The kurtosis of a distribution is a measure of how much mass is in its tails and therefore is a measure of how much of the variance of Y arises from extreme values. BTW: An extreme value of Y is called an outlier.
Skewness
Skewness can be quantified as a representation of the extent to which a given distribution varies from a normal distribution. A normal distribution has a skew of zero, represented with equal weight on each tail.
If you are measuring height, you might get a mean of 172 with the tails being equally weighted.
If you are measuring income for people working 100%, few people will have an income under 300K. From 300K to 600K, there will probably be a steep increase. From 600K and to infinity, there will be fewer and fewer people, and the curve will be less and less steep. This means that we get the “long tail” on the right side. “long tail” on right side can be called a “positive skew”, so we can say that the distribution is positively skewed.
If we have an easy exam, and a lot of people get A’s or B’s, we will have a negative skew. The long tail will be on the left side, and slowly increase until it hits C or B. From there it will go steeply up. ‘
I.I.D
Independent and Identically distributed
Independent: The result from one event does not have any impact on the other event. So if you roll two dices, the result you got on the first dice does not affect the sum you will get on the second.

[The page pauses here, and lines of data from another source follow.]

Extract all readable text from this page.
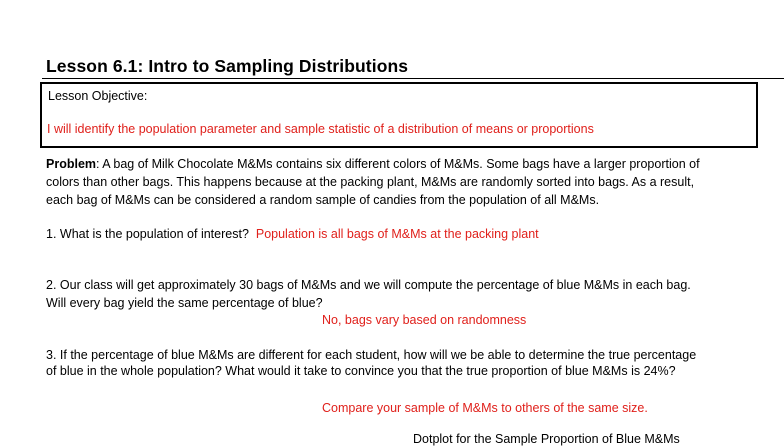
Lesson 6.1: Intro to Sampling Distributions
Lesson Objective:
I will identify the population parameter and sample statistic of a distribution of means or proportions
Problem: A bag of Milk Chocolate M&Ms contains six different colors of M&Ms. Some bags have a larger proportion of
colors than other bags. This happens because at the packing plant, M&Ms are randomly sorted into bags. As a result,
each bag of M&Ms can be considered a random sample of candies from the population of all M&Ms.
1. What is the population of interest? Population is all bags of M&Ms at the packing plant
2. Our class will get approximately 30 bags of M&Ms and we will compute the percentage of blue M&Ms in each bag.
Will every bag yield the same percentage of blue?
No, bags vary based on randomness
3. If the percentage of blue M&Ms are different for each student, how will we be able to determine the true percentage
of blue in the whole population? What would it take to convince you that the true proportion of blue M&Ms is 24%?
Compare your sample of M&Ms to others of the same size.
Dotplot for the Sample Proportion of Blue M&Ms
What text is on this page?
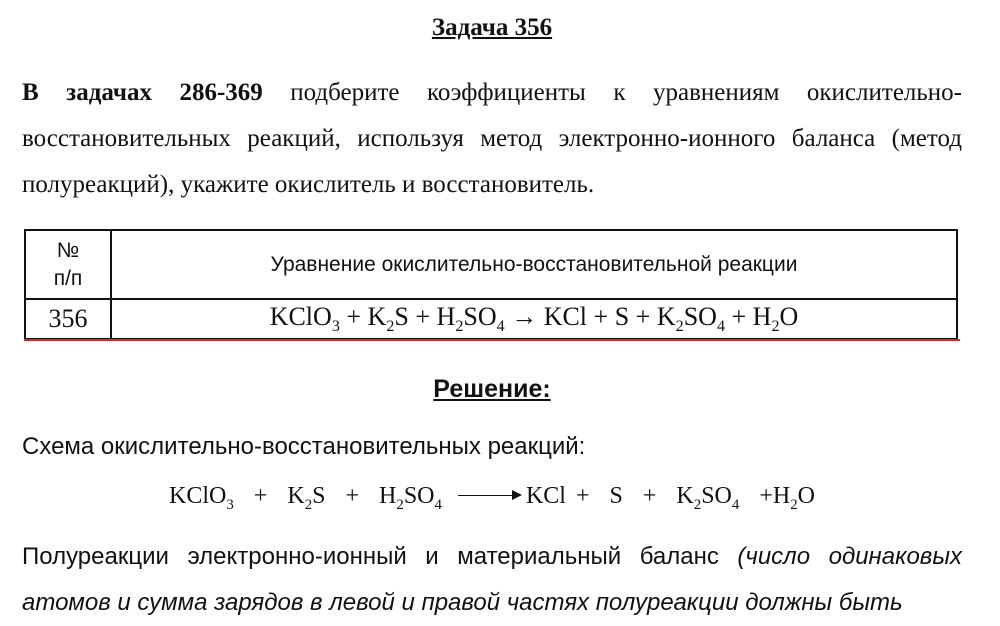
Задача 356
В задачах 286-369 подберите коэффициенты к уравнениям окислительно-восстановительных реакций, используя метод электронно-ионного баланса (метод полуреакций), укажите окислитель и восстановитель.
№
п/п	Уравнение окислительно-восстановительной реакции
356	KClO$_3$ + $K_2S + H_2SO_4$ → KCl + $S + K_2SO_4 + H_2O$
Решение:
Схема окислительно-восстановительных реакций:
KClO$_3$  +  $K_2S + H_2SO_4$	KCl +  $S + K_2SO_4 +H_2O$
Полуреакции электронно-ионный и материальный баланс (число одинаковых атомов и сумма зарядов в левой и правой частях полуреакции должны быть
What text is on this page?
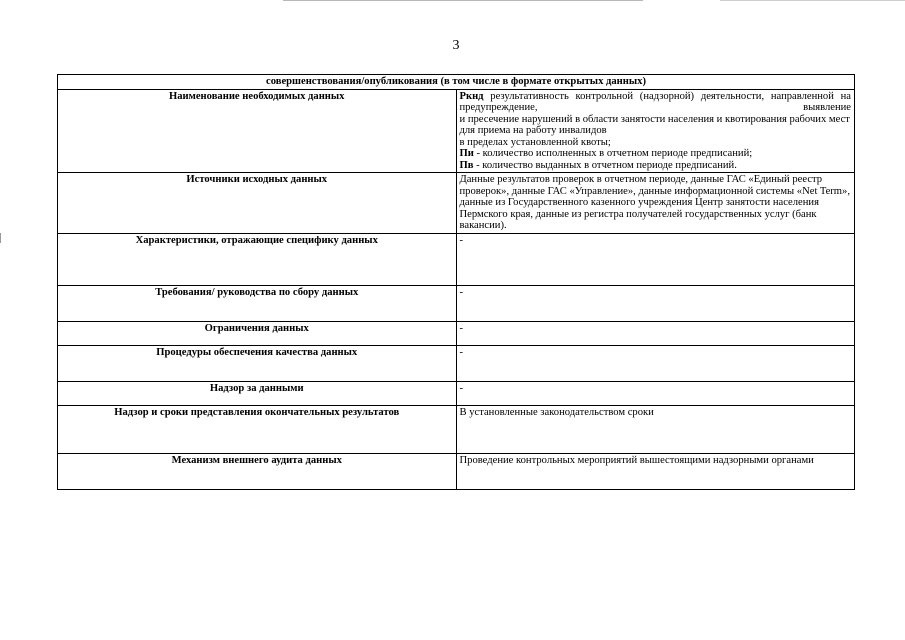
3
совершенствования/опубликования (в том числе в формате открытых данных)	
Наименование необходимых данных	Ркнд результативность контрольной (надзорной) деятельности, направленной на предупреждение, выявление
и пресечение нарушений в области занятости населения и квотирования рабочих мест для приема на работу инвалидов
в пределах установленной квоты;
Пи - количество исполненных в отчетном периоде предписаний;
Пв - количество выданных в отчетном периоде предписаний.

Источники исходных данных	Данные результатов проверок в отчетном периоде, данные ГАС «Единый реестр проверок», данные ГАС «Управление», данные информационной системы «Net Term», данные из Государственного казенного учреждения Центр занятости населения Пермского края, данные из регистра получателей государственных услуг (банк вакансии).
Характеристики, отражающие специфику данных	-
Требования/ руководства по сбору данных	-
Ограничения данных	-
Процедуры обеспечения качества данных	-
Надзор за данными	-
Надзор и сроки представления окончательных результатов	В установленные законодательством сроки
Механизм внешнего аудита данных	Проведение контрольных мероприятий вышестоящими надзорными органами
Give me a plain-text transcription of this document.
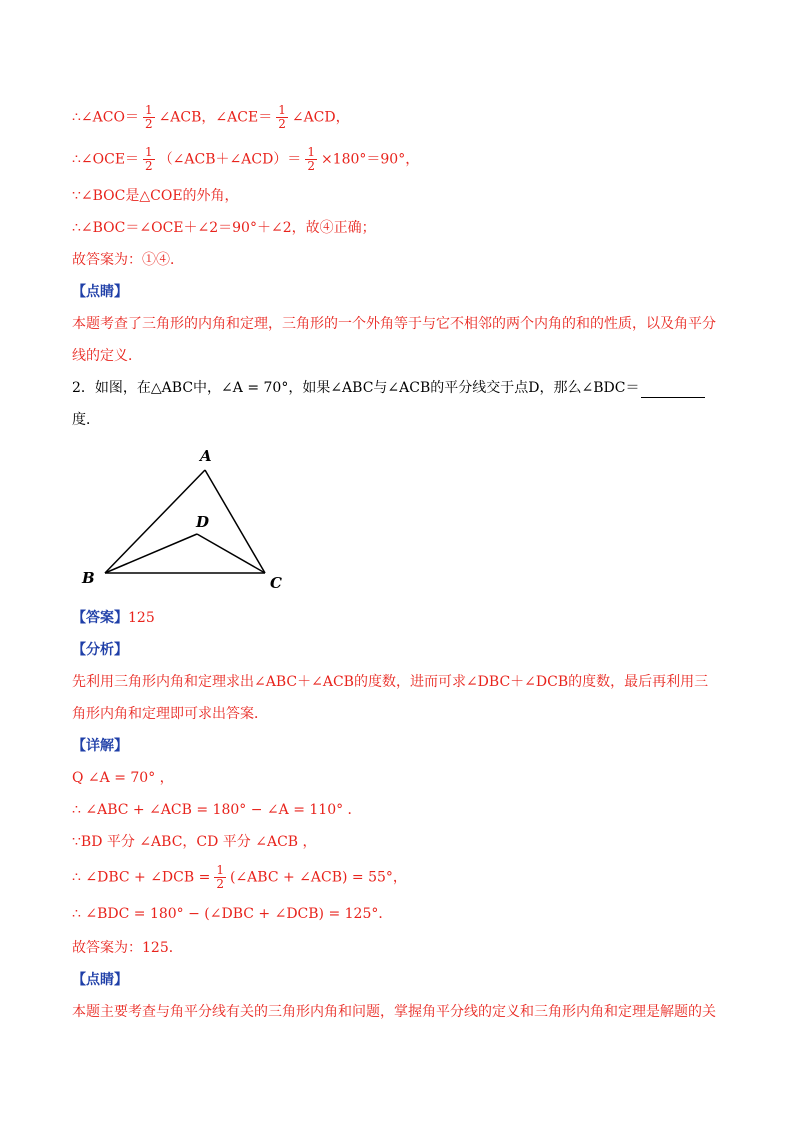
∴∠ACO＝ $\frac{1}{2}$ ∠ACB，∠ACE＝ $\frac{1}{2}$ ∠ACD，
∴∠OCE＝ $\frac{1}{2}$ （∠ACB＋∠ACD）＝ $\frac{1}{2} \times 180^\circ=90^\circ$，
∵∠BOC是△COE的外角，
∴∠BOC＝∠OCE＋∠2＝90°＋∠2，故④正确；
故答案为：①④．
【点睛】
本题考查了三角形的内角和定理，三角形的一个外角等于与它不相邻的两个内角的和的性质，以及角平分
线的定义．
2．如图，在△ABC中，∠A = 70°，如果∠ABC与∠ACB的平分线交于点D，那么∠BDC＝
度．
A
B	C
D
【答案】125
【分析】
先利用三角形内角和定理求出∠ABC＋∠ACB的度数，进而可求∠DBC＋∠DCB的度数，最后再利用三
角形内角和定理即可求出答案．
【详解】
Q ∠A = 70° ，
∴ ∠ABC + ∠ACB = 180° − ∠A = 110° ．
∵BD 平分 ∠ABC，CD 平分 ∠ACB ，
∴ ∠DBC + ∠DCB = $\frac{1}{2}$ (∠ABC + ∠ACB) = 55°，
∴ ∠BDC = 180° − (∠DBC + ∠DCB) = 125°．
故答案为：125．
【点睛】
本题主要考查与角平分线有关的三角形内角和问题，掌握角平分线的定义和三角形内角和定理是解题的关
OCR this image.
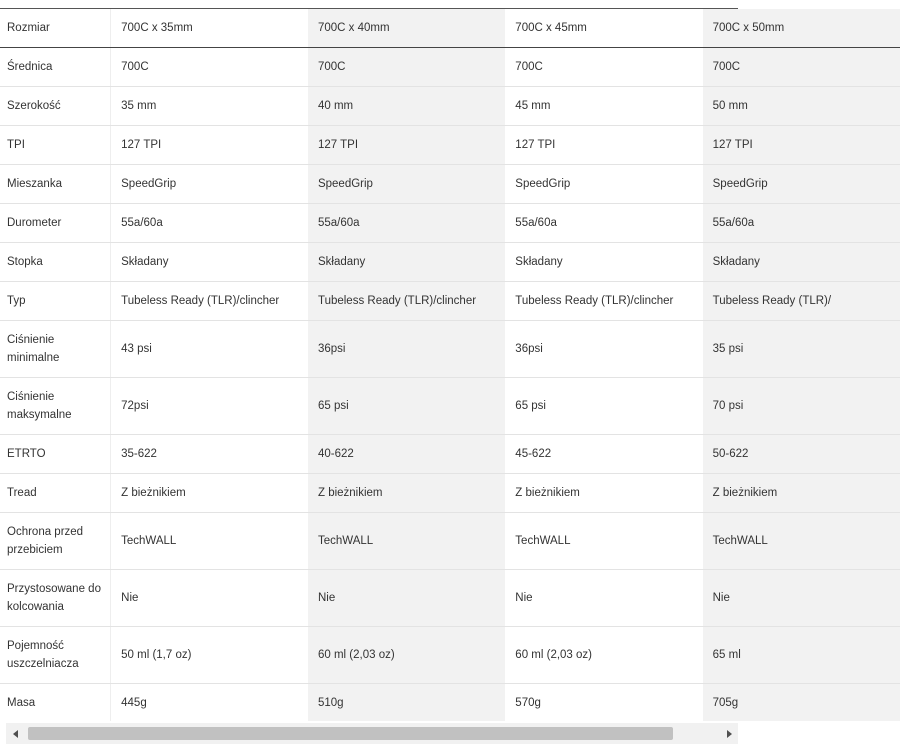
Rozmiar	700C x 35mm	700C x 40mm	700C x 45mm	700C x 50mm
Średnica	700C	700C	700C	700C
Szerokość	35 mm	40 mm	45 mm	50 mm
TPI	127 TPI	127 TPI	127 TPI	127 TPI
Mieszanka	SpeedGrip	SpeedGrip	SpeedGrip	SpeedGrip
Durometer	55a/60a	55a/60a	55a/60a	55a/60a
Stopka	Składany	Składany	Składany	Składany
Typ	Tubeless Ready (TLR)/clincher	Tubeless Ready (TLR)/clincher	Tubeless Ready (TLR)/clincher	Tubeless Ready (TLR)/
Ciśnienie minimalne	43 psi	36psi	36psi	35 psi
Ciśnienie maksymalne	72psi	65 psi	65 psi	70 psi
ETRTO	35-622	40-622	45-622	50-622
Tread	Z bieżnikiem	Z bieżnikiem	Z bieżnikiem	Z bieżnikiem
Ochrona przed przebiciem	TechWALL	TechWALL	TechWALL	TechWALL
Przystosowane do kolcowania	Nie	Nie	Nie	Nie
Pojemność uszczelniacza	50 ml (1,7 oz)	60 ml (2,03 oz)	60 ml (2,03 oz)	65 ml
Masa	445g	510g	570g	705g
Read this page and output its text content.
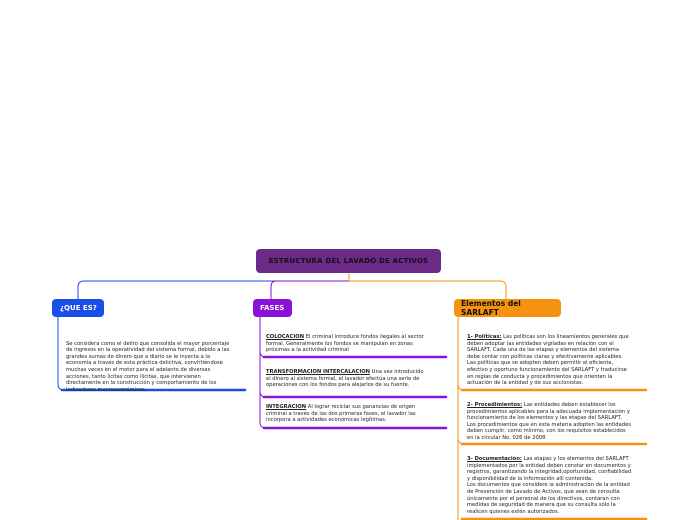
ESTRUCTURA DEL LAVADO DE ACTIVOS
¿QUE ES?	FASES	Elementos del SARLAFT

Se considera como el delito que consolida el mayor porcentaje
de ingresos en la operatividad del sistema formal, debido a las
grandes sumas de dinero que a diario se le inyecta a la
economía a través de esta práctica delictiva, convirtiéndose
muchas veces en el motor para el adelanto de diversas
acciones, tanto lícitas como ilícitas, que intervienen
directamente en la construcción y comportamiento de los
indicadores macroeconómicos.

COLOCACION El criminal introduce fondos ilegales al sector
formal. Generalmente los fondos se manipulan en zonas
próximas a la actividad criminal
TRANSFORMACION INTERCALACION Una vez introducido
el dinero al sistema formal, el lavador efectúa una serie de
operaciones con los fondos para alejarlos de su fuente.
INTEGRACION Al lograr reciclar sus ganancias de origen
criminal a través de las dos primeras fases, el lavador las
incorpora a actividades económicas legítimas.
1- Políticas: Las políticas son los lineamientos generales que
deben adoptar las entidades vigiladas en relación con el
SARLAFT. Cada una de las etapas y elementos del sistema
debe contar con políticas claras y efectivamente aplicables.
Las políticas que se adopten deben permitir el eficiente,
efectivo y oportuno funcionamiento del SARLAFT y traducirse
en reglas de conducta y procedimientos que orienten la
actuación de la entidad y de sus accionistas.
2- Procedimientos: Las entidades deben establecer los
procedimientos aplicables para la adecuada implementación y
funcionamiento de los elementos y las etapas del SARLAFT.
Los procedimientos que en esta materia adopten las entidades
deben cumplir, como mínimo, con los requisitos establecidos
en la circular No. 026 de 2008
3- Documentación: Las etapas y los elementos del SARLAFT
implementados por la entidad deben constar en documentos y
registros, garantizando la integridad,oportunidad, confiabilidad
y disponibilidad de la información allí contenida.
Los documentos que considere la administración de la entidad
de Prevención de Lavado de Activos, que sean de consulta
únicamente por el personal de los directivos, contaran con
medidas de seguridad de manera que su consulta sólo la
realicen quienes estén autorizados.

Identically: if you flip a coin (heads/tails) each throw gives you a 50/50 chance. The probability does not change over time.
Chi-Squared
DISTRIBUTION:
The distribution is asymmetrical, with a mean of zero and a standard deviation of one. It is positively skewed. It can be tested on categorical variables, which are variables that only falls into one category (male vs female etc.)
Chi-squared tests can be used when we:
1) Need to estimate how closely an observed distribution matches an expected one
2) need to estimate if two random variables are independent.
GOODNESS OF FIT:
When you have one independent variable, and you want to compare and observed frequency to a theoretical. For example, does age and car accidents have a relation?
H0: no relation between age and var accidents
HA: There is a relation between age and car accidents
Chi-Squared value that’s greater than our critical value implies that there is a relation between age and car accident, hence reject the hull hypothesis. It means that there most likely is a relation, but does not tell us how large that relation is.
Another example is if you flip a coin 100 times. You would expect it to get 50/50 head/tails. The further away from 50/50, the less goodness of fit.
Tests how well a sample of a data matches the known characteristics at the larger population that the sample is trying to represent. For example, the x^2 tells us how well the actual results from 100 coin flips compare to the theoretical model which assumes 50/50. The further away from 50/50, the less goodness of fit (and more likely to conclude that this is not a representative coin).
TEST FOR INDEPENDENCE:
Categorical data for two independent variables, and you want to see id there is an association between them.
Does gender have any significance on Driving test outcome? Is there a relation between student gender and course choice? Reasearcher collect data and compare the frequencies at which rate male and female students select among the different classes. The x^2 for independence tells us how likely it is that random chance can explain the observed difference.
P-value smaller than 0,05: Chi-square value bigger than critical: there is some relation in gender and driving test scores. Reject H0.